Dans le roman de Morris Collins sur deux adultes sans direction à la recherche d'une œuvre d'art célèbre présumée avoir été volée pendant l'Holocauste, un personnage théorise que « la seule voie vers une vie morale » est d'abandonner le passé. Mais La taverne à la fin de l'histoireune suite au premier roman de Collins – le thriller postcolonial Latitudes des chevaux — il s'agit de se souvenir, même de ce qui est douloureux, et d'en tenir compte.
Lorsque les lecteurs découvrent Jacob pour la première fois, ses remarques inappropriées à un étudiant lui ont coûté sa chaire et son mariage, et il est devenu alcoolique. Dans un parc de Brooklyn, il rencontre Baer, un homme orthodoxe pauvre vivant dans un appartement délabré avec seulement un gros chat orange pour lui tenir compagnie. Il s’avère qu’ils sont tous deux liés à Alex Baruch, un spécialiste de la Kabbale en disgrâce.
Après avoir rencontré Baruch lors d’une conférence à Berlin, Jacob est devenu un disciple dévoué. Même après que Baruch ait été dénoncé pour avoir menti en prétendant être un survivant allemand de l’Holocauste, Jacob est resté fidèle et a accepté de rencontrer Baruch dans son sanatorium du Maine le même week-end où Baruch envisage de vendre aux enchères un croquis de l’artiste juif décédé Alexander Lurio.
Baer révèle que le croquis appartenait à sa famille avant la guerre, mais, dit-il, il a été confisqué par les nazis. Jacob accepte d'aller dans le Maine et de chercher le croquis avec Rachel, la cousine de Baer, une historienne de l'art encore sous le choc du suicide de son mari après l'avoir aidé à quitter la communauté orthodoxe. Mais l'art n'est pas la seule chose intéressante sur l'île privée de Baruch. Il y a des néo-nazis, un jardin de statues érotiques, des entités d'un autre monde et un groupe excentrique de Juifs, même s'il n'est pas clair s'il s'agit d'autres visiteurs du sanatorium ou de patients.
Jacob, Rachel et les autres Juifs du sanatorium sont sans cesse hantés par le passé – pour Baruch, cela devient littéral, lorsqu'un ami qu'il présumait mort pendant l'Holocauste apparaît à sa porte. Ce groupe bizarre passe cinq jours dans le Maine, racontant principalement des histoires sur leurs traumatismes, tous liés à l'Holocauste à travers leurs propres expériences ou celles de leurs parents.

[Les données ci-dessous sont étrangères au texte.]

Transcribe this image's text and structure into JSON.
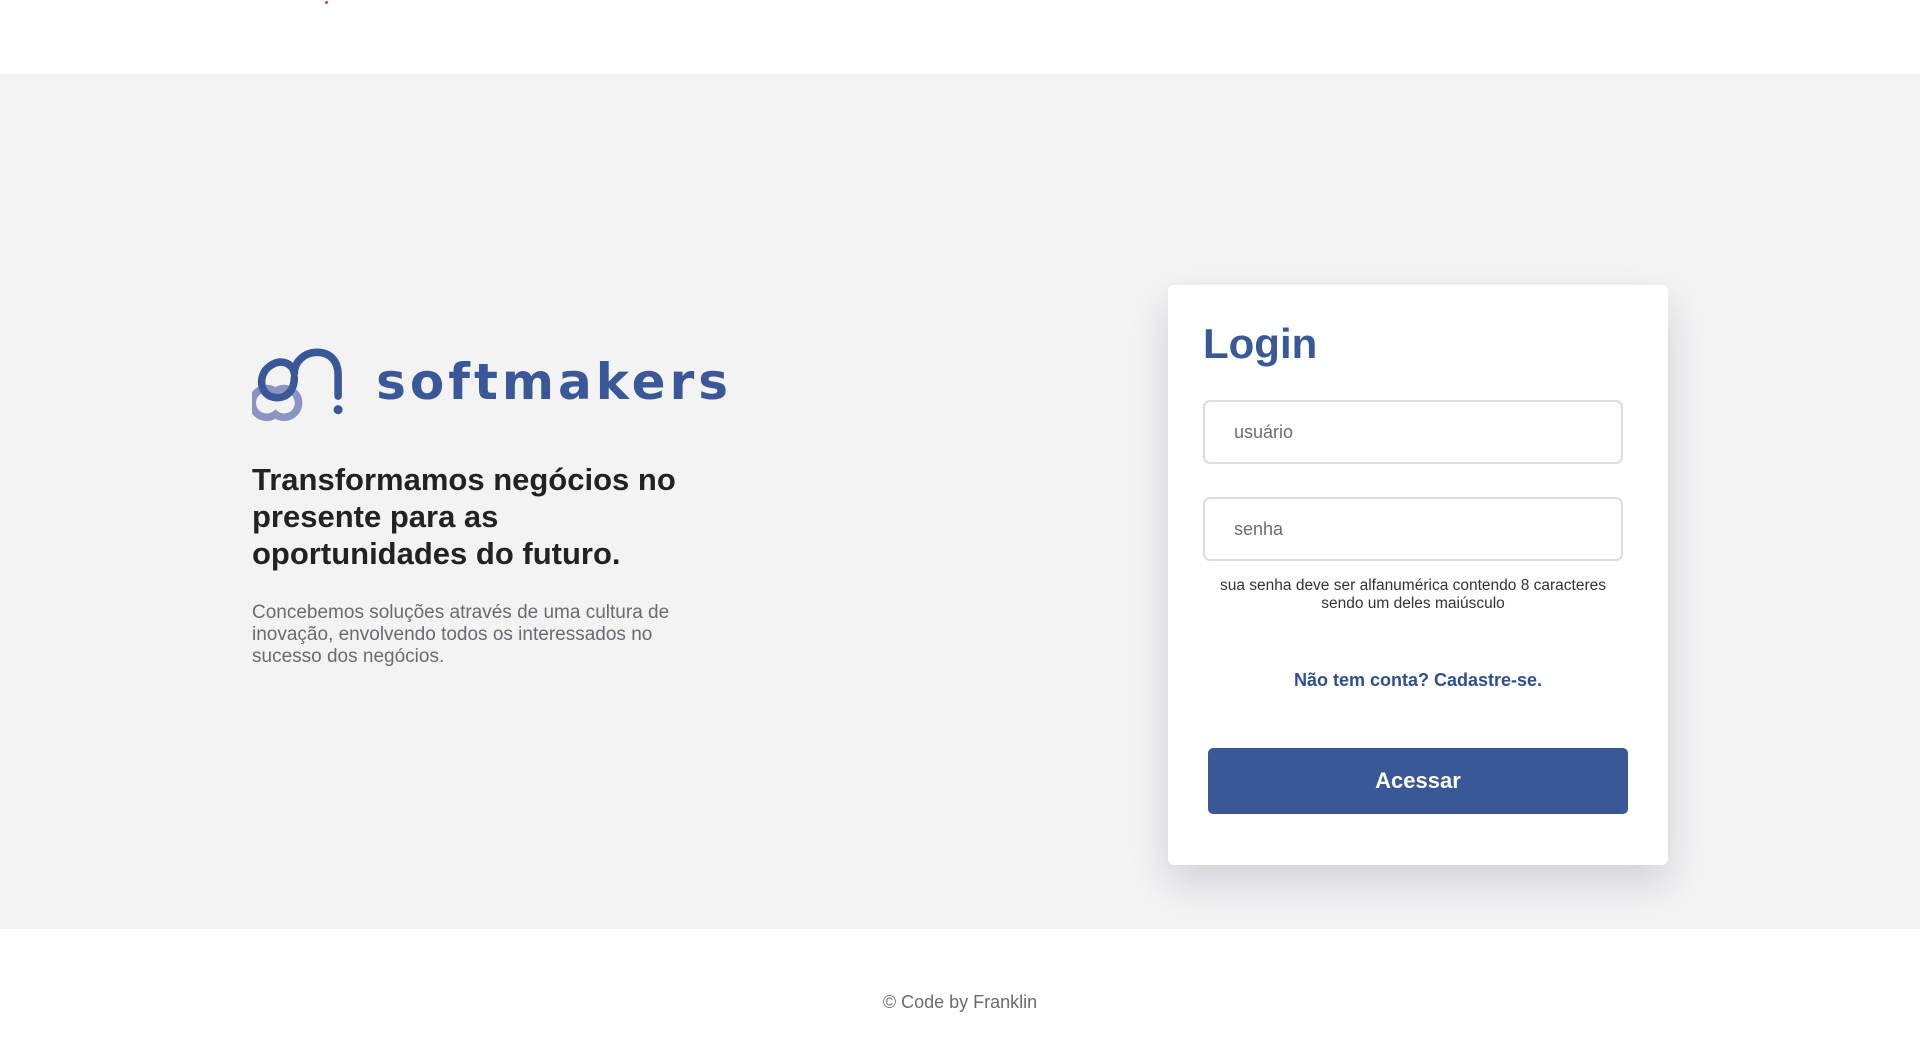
{
  "brand": {
    "logo_text": "softmakers",
    "headline": "Transformamos negócios no presente para as oportunidades do futuro.",
    "description": "Concebemos soluções através de uma cultura de inovação, envolvendo todos os interessados no sucesso dos negócios.",
    "logo_icon": "sm-monogram-icon"
  },
  "login": {
    "title": "Login",
    "username_placeholder": "usuário",
    "password_placeholder": "senha",
    "password_hint": "sua senha deve ser alfanumérica contendo 8 caracteres sendo um deles maiúsculo",
    "signup_link": "Não tem conta? Cadastre-se.",
    "submit_label": "Acessar"
  },
  "footer": {
    "copyright_symbol": "©",
    "credit": "Code by Franklin"
  },
  "colors": {
    "brand_blue": "#3a5898",
    "logo_light": "#8a93c3",
    "background": "#f3f3f4",
    "text_dark": "#222222",
    "text_muted": "#6a6a72"
  }
}
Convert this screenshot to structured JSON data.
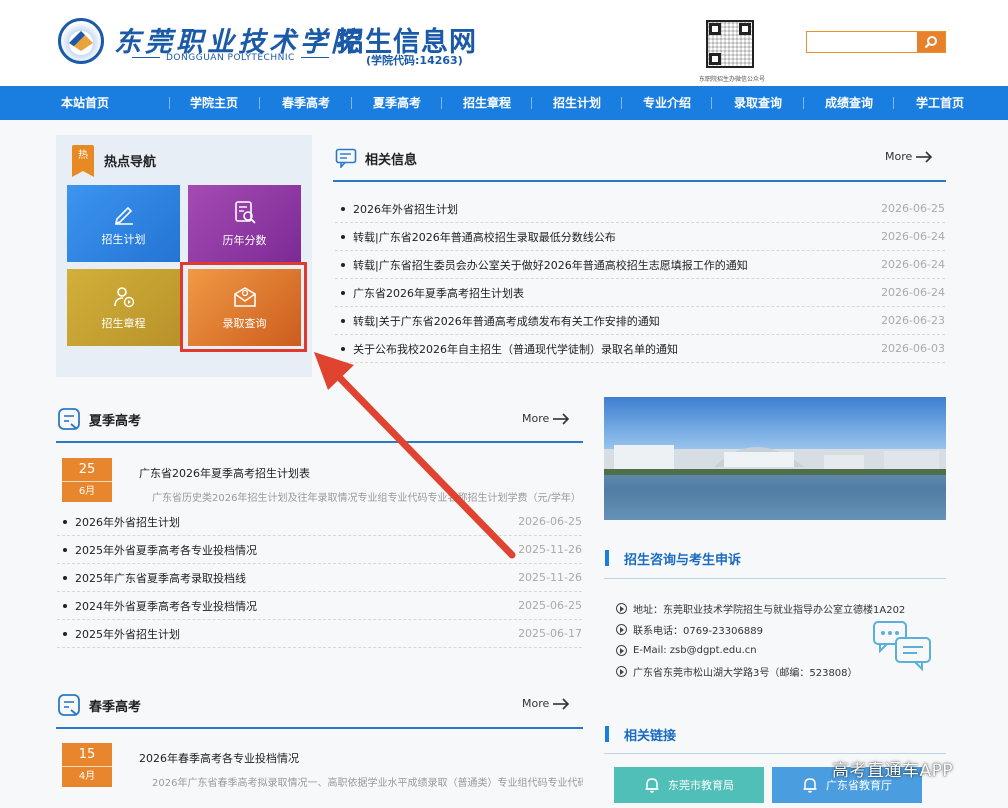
{
  "header": {
    "school_name_cn": "东莞职业技术学院",
    "school_name_en": "DONGGUAN POLYTECHNIC",
    "separator": "·",
    "site_title": "招生信息网",
    "school_code": "(学院代码:14263)",
    "qr_caption": "东职院招生办微信公众号",
    "search_placeholder": ""
  },
  "nav": [
    "本站首页",
    "学院主页",
    "春季高考",
    "夏季高考",
    "招生章程",
    "招生计划",
    "专业介绍",
    "录取查询",
    "成绩查询",
    "学工首页"
  ],
  "hot_nav": {
    "badge": "热",
    "title": "热点导航",
    "tiles": [
      {
        "label": "招生计划",
        "icon": "pencil-icon",
        "color": "#2f86e6"
      },
      {
        "label": "历年分数",
        "icon": "doc-search-icon",
        "color": "#9a3aa8"
      },
      {
        "label": "招生章程",
        "icon": "person-play-icon",
        "color": "#c9a52e"
      },
      {
        "label": "录取查询",
        "icon": "mail-check-icon",
        "color": "#e0762a"
      }
    ]
  },
  "related_info": {
    "title": "相关信息",
    "more": "More",
    "items": [
      {
        "title": "2026年外省招生计划",
        "date": "2026-06-25"
      },
      {
        "title": "转载|广东省2026年普通高校招生录取最低分数线公布",
        "date": "2026-06-24"
      },
      {
        "title": "转载|广东省招生委员会办公室关于做好2026年普通高校招生志愿填报工作的通知",
        "date": "2026-06-24"
      },
      {
        "title": "广东省2026年夏季高考招生计划表",
        "date": "2026-06-24"
      },
      {
        "title": "转载|关于广东省2026年普通高考成绩发布有关工作安排的通知",
        "date": "2026-06-23"
      },
      {
        "title": "关于公布我校2026年自主招生（普通现代学徒制）录取名单的通知",
        "date": "2026-06-03"
      }
    ]
  },
  "summer": {
    "title": "夏季高考",
    "more": "More",
    "featured": {
      "day": "25",
      "month": "6月",
      "title": "广东省2026年夏季高考招生计划表",
      "summary": "广东省历史类2026年招生计划及往年录取情况专业组专业代码专业名称招生计划学费（元/学年）"
    },
    "items": [
      {
        "title": "2026年外省招生计划",
        "date": "2026-06-25"
      },
      {
        "title": "2025年外省夏季高考各专业投档情况",
        "date": "2025-11-26"
      },
      {
        "title": "2025年广东省夏季高考录取投档线",
        "date": "2025-11-26"
      },
      {
        "title": "2024年外省夏季高考各专业投档情况",
        "date": "2025-06-25"
      },
      {
        "title": "2025年外省招生计划",
        "date": "2025-06-17"
      }
    ]
  },
  "spring": {
    "title": "春季高考",
    "more": "More",
    "featured": {
      "day": "15",
      "month": "4月",
      "title": "2026年春季高考各专业投档情况",
      "summary": "2026年广东省春季高考拟录取情况一、高职依据学业水平成绩录取（普通类）专业组代码专业代码..."
    }
  },
  "consult": {
    "title": "招生咨询与考生申诉",
    "lines": [
      "地址：东莞职业技术学院招生与就业指导办公室立德楼1A202",
      "联系电话：0769-23306889",
      "E-Mail: zsb@dgpt.edu.cn",
      "广东省东莞市松山湖大学路3号（邮编：523808）"
    ]
  },
  "links": {
    "title": "相关链接",
    "buttons": [
      {
        "label": "东莞市教育局",
        "color": "#4fbfb8"
      },
      {
        "label": "广东省教育厅",
        "color": "#4a9ee0"
      }
    ]
  },
  "watermark": "高考直通车APP"
}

Il est peut-être douteux que la tragédie ait un sens, mais ils font de leur mieux.
Pour Baruch, cela signifie essayer de justifier ses mensonges sur son passé et ses actes indescriptibles pour lui faciliter la vie. Jacob canalise sa confusion dans des débats philosophiques sur la façon dont – ou même si — l'Holocauste et Israël doivent être compris l'un par rapport à l'autre. Rachel semble croire que le malheur peut être rectifié alors qu'elle recherche le croquis volé de Lurio.
Le livre s'oriente souvent vers un territoire troublant, décrivant parfois des scènes extrêmement troublantes de l'Holocauste, mais l'écriture illustrative de Collins maintient l'histoire captivante, même dans ses moments les plus sombres. Sa construction du monde est si convaincante qu'il est presque incompréhensible que les œuvres de Lurio soient romancées. Même l’énigmatique Alex Baruch et les faux écrits que Collins « cite » semblent réels.
Parce que le livre se déroule en 2017, certaines de ses réflexions sur Israël et l’antisémitisme semblent moins choquantes qu’elles ne pourraient l’être. Les personnages regardent à la télévision le rassemblement Unite the Right de Charlottesville, scènes qui pourraient désormais facilement être remplacées par des images plus alarmantes de responsables gouvernementaux se rapprochant des néo-nazis. Les discussions sur l’Holocauste et le sionisme semblent moins tendues qu’elles ne l’étaient il y a près de dix ans, alors que de nombreuses nouvelles études remettant en question le rôle de la mémoire et des traumatismes dans la création d’Israël ont été publiées.
Le livre se termine sur une certaine ambiguïté quant à ce qui se passe exactement sur l'île et à la manière dont nos personnages pourront avancer. Collins crée néanmoins un mystère artistique fascinant, étayé par l’histoire d’un groupe d’âmes perdues essayant de trouver un sens à un monde qui semble parfois désespéré.